2011年12月2日金曜日

カルギル周辺で起きた事件について

昨日1130は、またレーのバザールが全部閉まってしまいました。
1128にカルギル周辺でイスラム教徒と仏教徒の間で事件が起きたことがその理由でした。カルギル周辺、具体的にはブートカルブで起きたという情報も入っていますが、
この地域では、慣行的にラダックのお正月であるロサルがレー地区の日程よりも一ヶ月くらい早く、今年は11月の終わりに祝われていたのだそうです。そして同じ頃、イスラム教徒(具体的にはバルティと言われるシーア派)のモハラムという行事があり、自ら身体を痛めつけて血を流したりするあの行事が行われていたとのことです。どういうことで争いが始まったのかは具体的には情報がないのですが、ロサルを祝っていた仏教徒に対してバルティが投石をして、数人の仏教徒が怪我をしたとのことでした。怪我の状態がシリアスであるという情報もあります。

これを受けて、30日はゴンパ・ソマで集会があり、多くの人が参加しました。LBA(ラダック仏教協会)は、一週間以内に警察なりの動きがないと今のこの状況では仏教徒とイスラム教徒の関係が悪化するだろうという発言があったとのことです。
この日、ピースマーチとして、ゴンパ・ソマからポロ・グラウンドまで歩き、「野蛮な行為はまかり通らない!」といったスローガンが叫ばれたとのことです。

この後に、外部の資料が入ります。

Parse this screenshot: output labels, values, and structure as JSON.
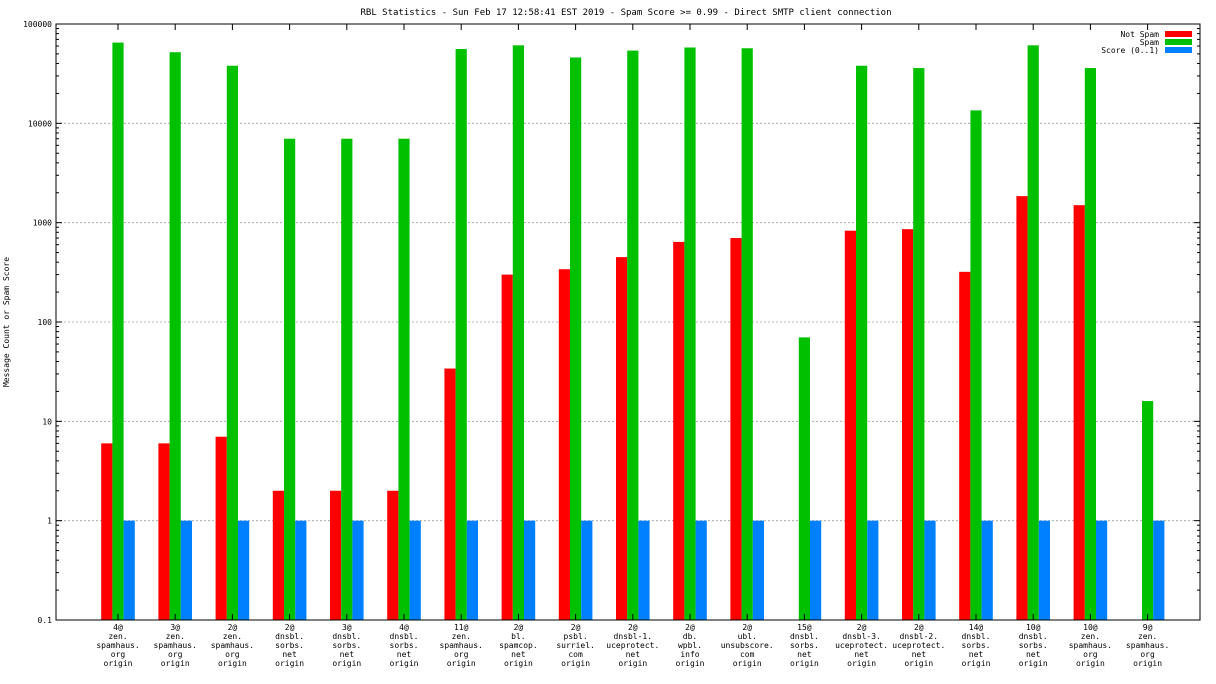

ここラダックにいる者として、今まで自分がいる限りでは実際にこのような宗教的緊張は正直ありませんでした。水面下ではいろいろ事情が複雑であることは認識していましたが、こういった形で事件が起きたのは初めてのことです。ちょっと心配でもあります。30日の夕方に車で閉まりきったバザールを通りましたが、2030mおきくらいに警察が数人ずつ立って警戒していました。だべっている警察官からものすごい緊張感が漂っている訳ではないですが、一応、暴動などを懸念してのことと思うと、正直、それを見てかえって緊張感が走りました。

宗教的にはいろいろあっても、両者はどうにか共存しているのかなぁ、なんて思っていたのですが、でもやはり色々聞いていると、それでも両者の間には溝がある、と認識させられます。この件で更にその溝という事実、現実を突きつけられたのですが、このことで、何か大きな暴動や問題に発展しないことを心から祈っています。溝は埋められなくても両者が共存している今のこの状況を維持してほしいと。